The idea of ISPs trying to squeeze more money from content providers is not without precedent. Prior to the 2014 rules, Comcast sought fees from Netflix and tacked on an extra charge for customers who streamed more Netflix shows and movies.
Empire Access doesn't know what its competitors might do following the rule change, VanDelinder said, but as far as Empire Access is concerned, nothing has changed.
"It's somewhat early yet to know what is going to take place with our competitors but as far as our stance on the ruling, it's our feeling that our customers come first," VanDelinder said. "We will continue to provide open access to our customers."
Over the past several years, Empire Access has been expanding throughout the Southern Tier and Western New York. It's an expansion plan that started before Title II was enacted, continued through the Title II era, and will continue going forward, VanDelinder said. Whether there is net neutrality or not, it doesn't slow down Empire Access's plan for expansion and innovation.
"We're a family-owned company," VanDelinder said. "We're a local company.

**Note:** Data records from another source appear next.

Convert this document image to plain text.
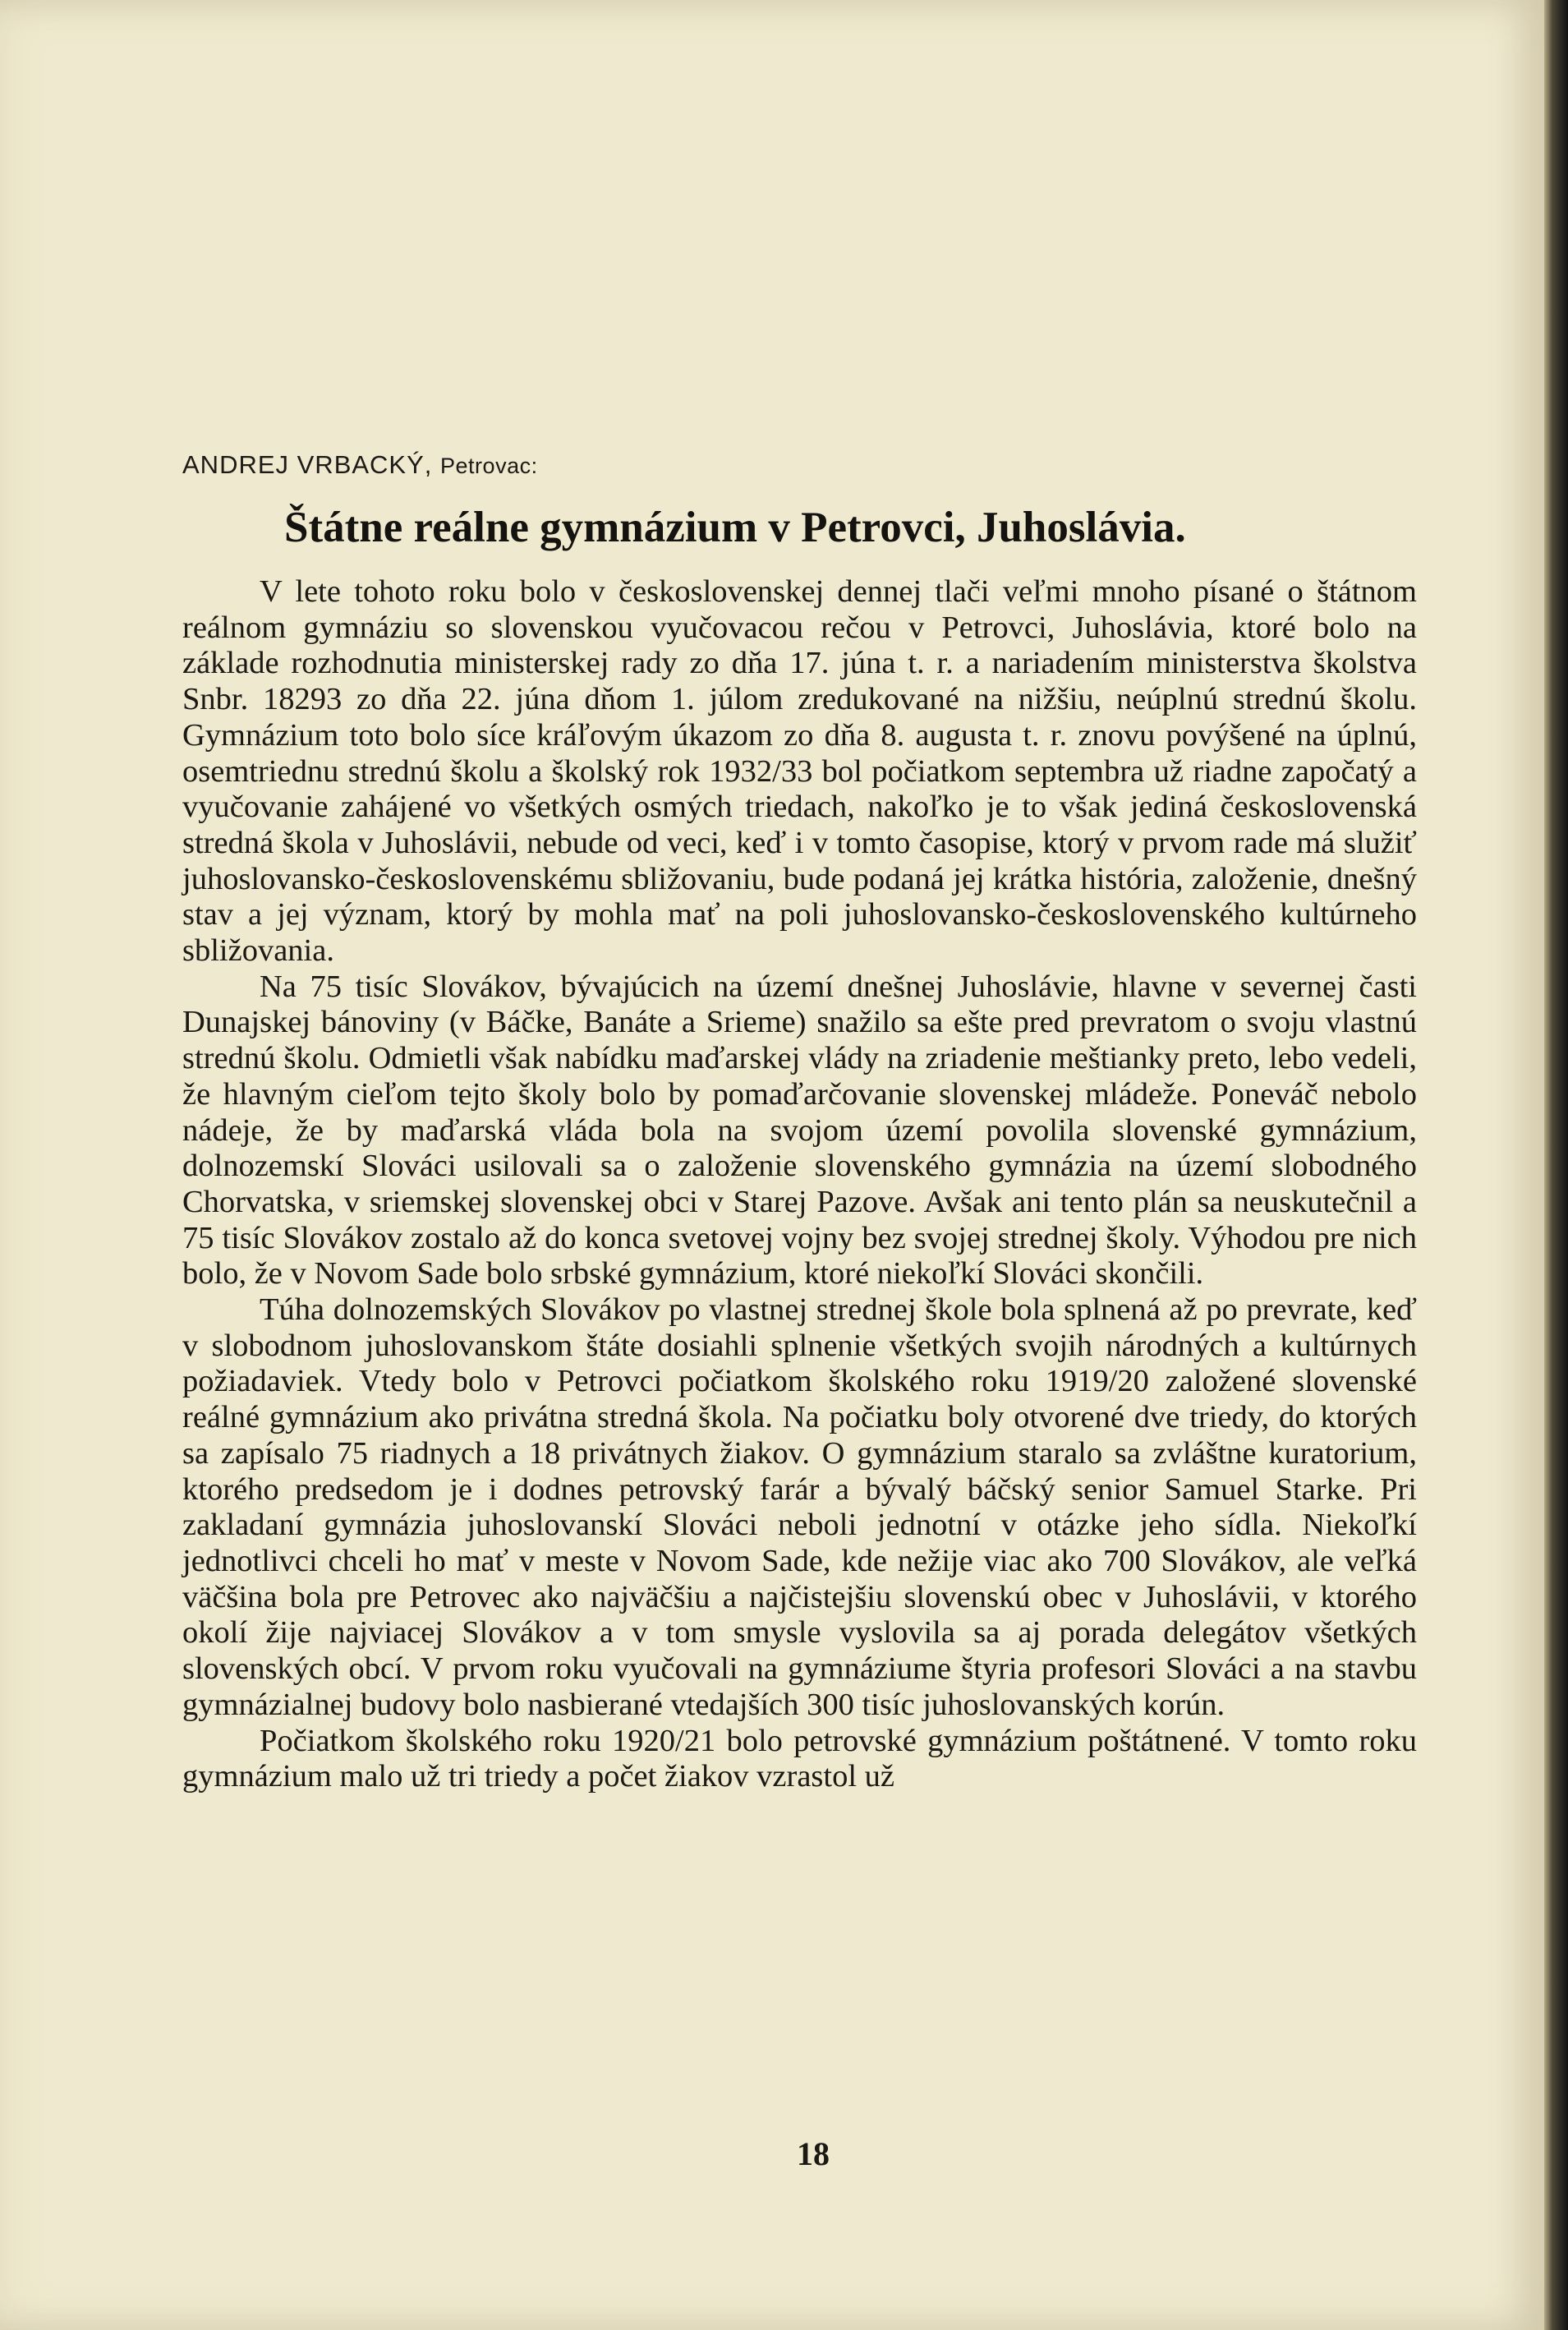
ANDREJ VRBACKÝ, Petrovac:
Štátne reálne gymnázium v Petrovci, Juhoslávia.

V lete tohoto roku bolo v československej dennej tlači veľmi mnoho písané o štátnom reálnom gymnáziu so slovenskou vyučovacou rečou v Petrovci, Juhoslávia, ktoré bolo na základe rozhodnutia ministerskej rady zo dňa 17. júna t. r. a nariadením ministerstva školstva Snbr. 18293 zo dňa 22. júna dňom 1. júlom zredukované na nižšiu, neúplnú strednú školu. Gymnázium toto bolo síce kráľovým úkazom zo dňa 8. augusta t. r. znovu povýšené na úplnú, osemtriednu strednú školu a školský rok 1932/33 bol počiatkom septembra už riadne započatý a vyučovanie zahájené vo všetkých osmých triedach, nakoľko je to však jediná československá stredná škola v Juhoslávii, nebude od veci, keď i v tomto časopise, ktorý v prvom rade má služiť juhoslovansko-československému sbližovaniu, bude podaná jej krátka história, založenie, dnešný stav a jej význam, ktorý by mohla mať na poli juhoslovansko-československého kultúrneho sbližovania.

Na 75 tisíc Slovákov, bývajúcich na území dnešnej Juhoslávie, hlavne v severnej časti Dunajskej bánoviny (v Báčke, Banáte a Srieme) snažilo sa ešte pred prevratom o svoju vlastnú strednú školu. Odmietli však nabídku maďarskej vlády na zriadenie meštianky preto, lebo vedeli, že hlavným cieľom tejto školy bolo by pomaďarčovanie slovenskej mládeže. Poneváč nebolo nádeje, že by maďarská vláda bola na svojom území povolila slovenské gymnázium, dolnozemskí Slováci usilovali sa o založenie slovenského gymnázia na území slobodného Chorvatska, v sriemskej slovenskej obci v Starej Pazove. Avšak ani tento plán sa neuskutečnil a 75 tisíc Slovákov zostalo až do konca svetovej vojny bez svojej strednej školy. Výhodou pre nich bolo, že v Novom Sade bolo srbské gymnázium, ktoré niekoľkí Slováci skončili.

Túha dolnozemských Slovákov po vlastnej strednej škole bola splnená až po prevrate, keď v slobodnom juhoslovanskom štáte dosiahli splnenie všetkých svojih národných a kultúrnych požiadaviek. Vtedy bolo v Petrovci počiatkom školského roku 1919/20 založené slovenské reálné gymnázium ako privátna stredná škola. Na počiatku boly otvorené dve triedy, do ktorých sa zapísalo 75 riadnych a 18 privátnych žiakov. O gymnázium staralo sa zvláštne kuratorium, ktorého predsedom je i dodnes petrovský farár a bývalý báčský senior Samuel Starke. Pri zakladaní gymnázia juhoslovanskí Slováci neboli jednotní v otázke jeho sídla. Niekoľkí jednotlivci chceli ho mať v meste v Novom Sade, kde nežije viac ako 700 Slovákov, ale veľká väčšina bola pre Petrovec ako najväčšiu a najčistejšiu slovenskú obec v Juhoslávii, v ktorého okolí žije najviacej Slovákov a v tom smysle vyslovila sa aj porada delegátov všetkých slovenských obcí. V prvom roku vyučovali na gymnáziume štyria profesori Slováci a na stavbu gymnázialnej budovy bolo nasbierané vtedajších 300 tisíc juhoslovanských korún.

Počiatkom školského roku 1920/21 bolo petrovské gymnázium poštátnené. V tomto roku gymnázium malo už tri triedy a počet žiakov vzrastol už

18
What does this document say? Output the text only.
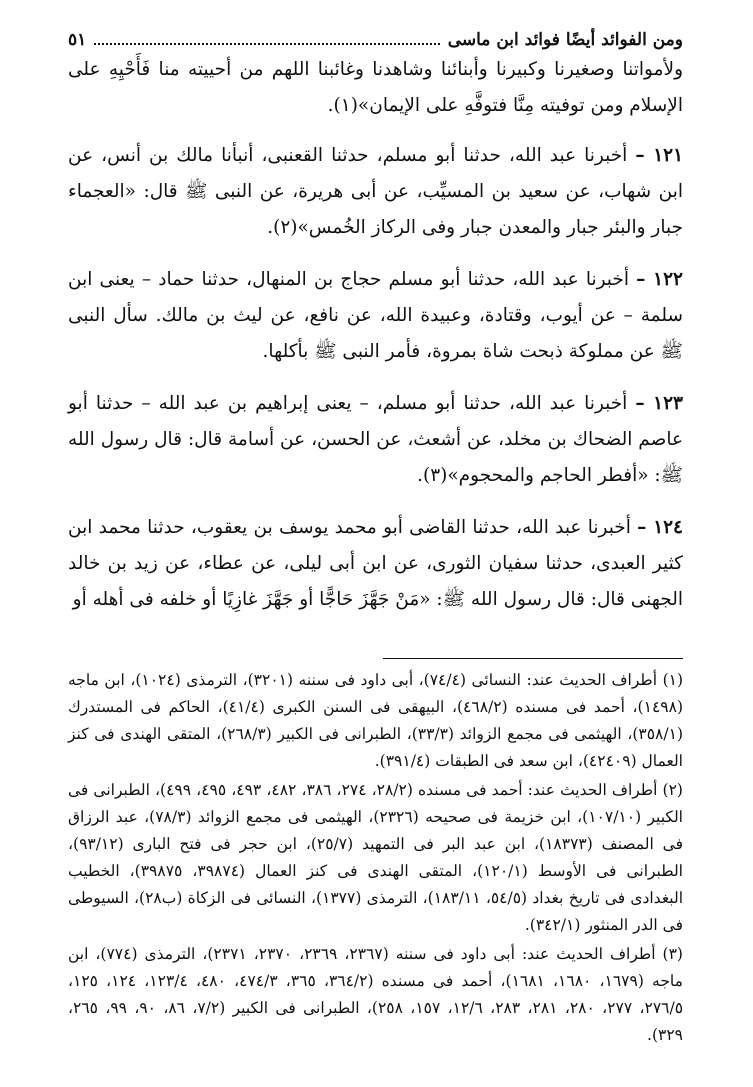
ومن الفوائد أيضًا فوائد ابن ماسى
٥١

ولأمواتنا وصغيرنا وكبيرنا وأبنائنا وشاهدنا وغائبنا اللهم من أحييته منا فَأَحْيِهِ على الإسلام ومن توفيته مِنَّا فتوفَّهِ على الإيمان»(١).

١٢١ – أخبرنا عبد الله، حدثنا أبو مسلم، حدثنا القعنبى، أنبأنا مالك بن أنس، عن ابن شهاب، عن سعيد بن المسيِّب، عن أبى هريرة، عن النبى ﷺ قال: «العجماء جبار والبئر جبار والمعدن جبار وفى الركاز الخُمس»(٢).

١٢٢ – أخبرنا عبد الله، حدثنا أبو مسلم حجاج بن المنهال، حدثنا حماد – يعنى ابن سلمة – عن أيوب، وقتادة، وعبيدة الله، عن نافع، عن ليث بن مالك. سأل النبى ﷺ عن مملوكة ذبحت شاة بمروة، فأمر النبى ﷺ بأكلها.

١٢٣ – أخبرنا عبد الله، حدثنا أبو مسلم، – يعنى إبراهيم بن عبد الله – حدثنا أبو عاصم الضحاك بن مخلد، عن أشعث، عن الحسن، عن أسامة قال: قال رسول الله ﷺ: «أفطر الحاجم والمحجوم»(٣).

١٢٤ – أخبرنا عبد الله، حدثنا القاضى أبو محمد يوسف بن يعقوب، حدثنا محمد ابن كثير العبدى، حدثنا سفيان الثورى، عن ابن أبى ليلى، عن عطاء، عن زيد بن خالد الجهنى قال: قال رسول الله ﷺ: «مَنْ جَهَّزَ حَاجًّا أو جَهَّزَ غازِيًا أو خلفه فى أهله أو

(١) أطراف الحديث عند: النسائى (٧٤/٤)، أبى داود فى سننه (٣٢٠١)، الترمذى (١٠٢٤)، ابن ماجه (١٤٩٨)، أحمد فى مسنده (٤٦٨/٢)، البيهقى فى السنن الكبرى (٤١/٤)، الحاكم فى المستدرك (٣٥٨/١)، الهيثمى فى مجمع الزوائد (٣٣/٣)، الطبرانى فى الكبير (٢٦٨/٣)، المتقى الهندى فى كنز العمال (٤٢٤٠٩)، ابن سعد فى الطبقات (٣٩١/٤).

(٢) أطراف الحديث عند: أحمد فى مسنده (٢٨/٢، ٢٧٤، ٣٨٦، ٤٨٢، ٤٩٣، ٤٩٥، ٤٩٩)، الطبرانى فى الكبير (١٠٧/١٠)، ابن خزيمة فى صحيحه (٢٣٢٦)، الهيثمى فى مجمع الزوائد (٧٨/٣)، عبد الرزاق فى المصنف (١٨٣٧٣)، ابن عبد البر فى التمهيد (٢٥/٧)، ابن حجر فى فتح البارى (٩٣/١٢)، الطبرانى فى الأوسط (١٢٠/١)، المتقى الهندى فى كنز العمال (٣٩٨٧٤، ٣٩٨٧٥)، الخطيب البغدادى فى تاريخ بغداد (٥٤/٥، ١٨٣/١١)، الترمذى (١٣٧٧)، النسائى فى الزكاة (ب٢٨)، السيوطى فى الدر المنثور (٣٤٢/١).

(٣) أطراف الحديث عند: أبى داود فى سننه (٢٣٦٧، ٢٣٦٩، ٢٣٧٠، ٢٣٧١)، الترمذى (٧٧٤)، ابن ماجه (١٦٧٩، ١٦٨٠، ١٦٨١)، أحمد فى مسنده (٣٦٤/٢، ٣٦٥، ٤٧٤/٣، ٤٨٠، ١٢٣/٤، ١٢٤، ١٢٥، ٢٧٦/٥، ٢٧٧، ٢٨٠، ٢٨١، ٢٨٣، ١٢/٦، ١٥٧، ٢٥٨)، الطبرانى فى الكبير (٧/٢، ٨٦، ٩٠، ٩٩، ٢٦٥، ٣٢٩).
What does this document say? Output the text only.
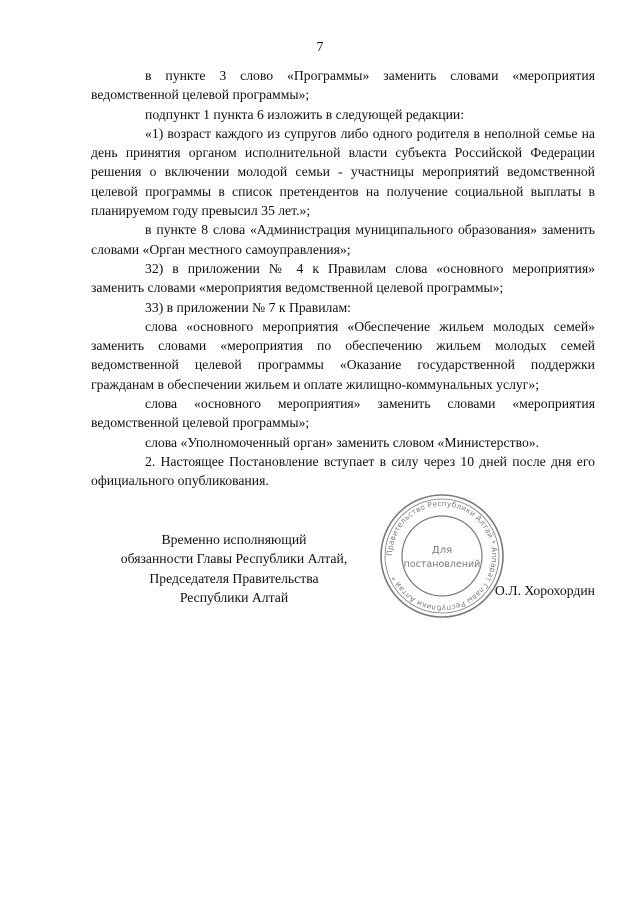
7

в пункте 3 слово «Программы» заменить словами «мероприятия ведомственной целевой программы»;

подпункт 1 пункта 6 изложить в следующей редакции:

«1) возраст каждого из супругов либо одного родителя в неполной семье на день принятия органом исполнительной власти субъекта Российской Федерации решения о включении молодой семьи - участницы мероприятий ведомственной целевой программы в список претендентов на получение социальной выплаты в планируемом году превысил 35 лет.»;

в пункте 8 слова «Администрация муниципального образования» заменить словами «Орган местного самоуправления»;

32) в приложении № 4 к Правилам слова «основного мероприятия» заменить словами «мероприятия ведомственной целевой программы»;

33) в приложении № 7 к Правилам:

слова «основного мероприятия «Обеспечение жильем молодых семей» заменить словами «мероприятия по обеспечению жильем молодых семей ведомственной целевой программы «Оказание государственной поддержки гражданам в обеспечении жильем и оплате жилищно-коммунальных услуг»;

слова «основного мероприятия» заменить словами «мероприятия ведомственной целевой программы»;

слова «Уполномоченный орган» заменить словом «Министерство».

2. Настоящее Постановление вступает в силу через 10 дней после дня его официального опубликования.

Временно исполняющий
обязанности Главы Республики Алтай,
Председателя Правительства
Республики Алтай	О.Л. Хорохордин
Правительство Республики Алтай * Аппарат Главы Республики Алтай *
Для
постановлений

What is best for the customer is really what we're striving to achieve to provide the best services."
Being a family-owned business has its advantages over larger competitors, such as Comcast, VanDelinder noted.
While Comcast sought more money to stream Netflix, it wasn't taking the same approach with Hulu, which is owned in part by Comcast.
"Our business is providing Internet, phone, television, and security services," VanDelinder said. "We don't necessarily have these conflicts like some of our competitors do."
Since Empire Access came to Batavia and Le Roy, local customers are in a unique position of having options. Nearly 60 percent of households in America have only one company to call for broadband service.
"One of the great things about operating in the towns, villages, and cities where we provide service is that we create competition," VanDelinder said. "Competition is good for the consumers."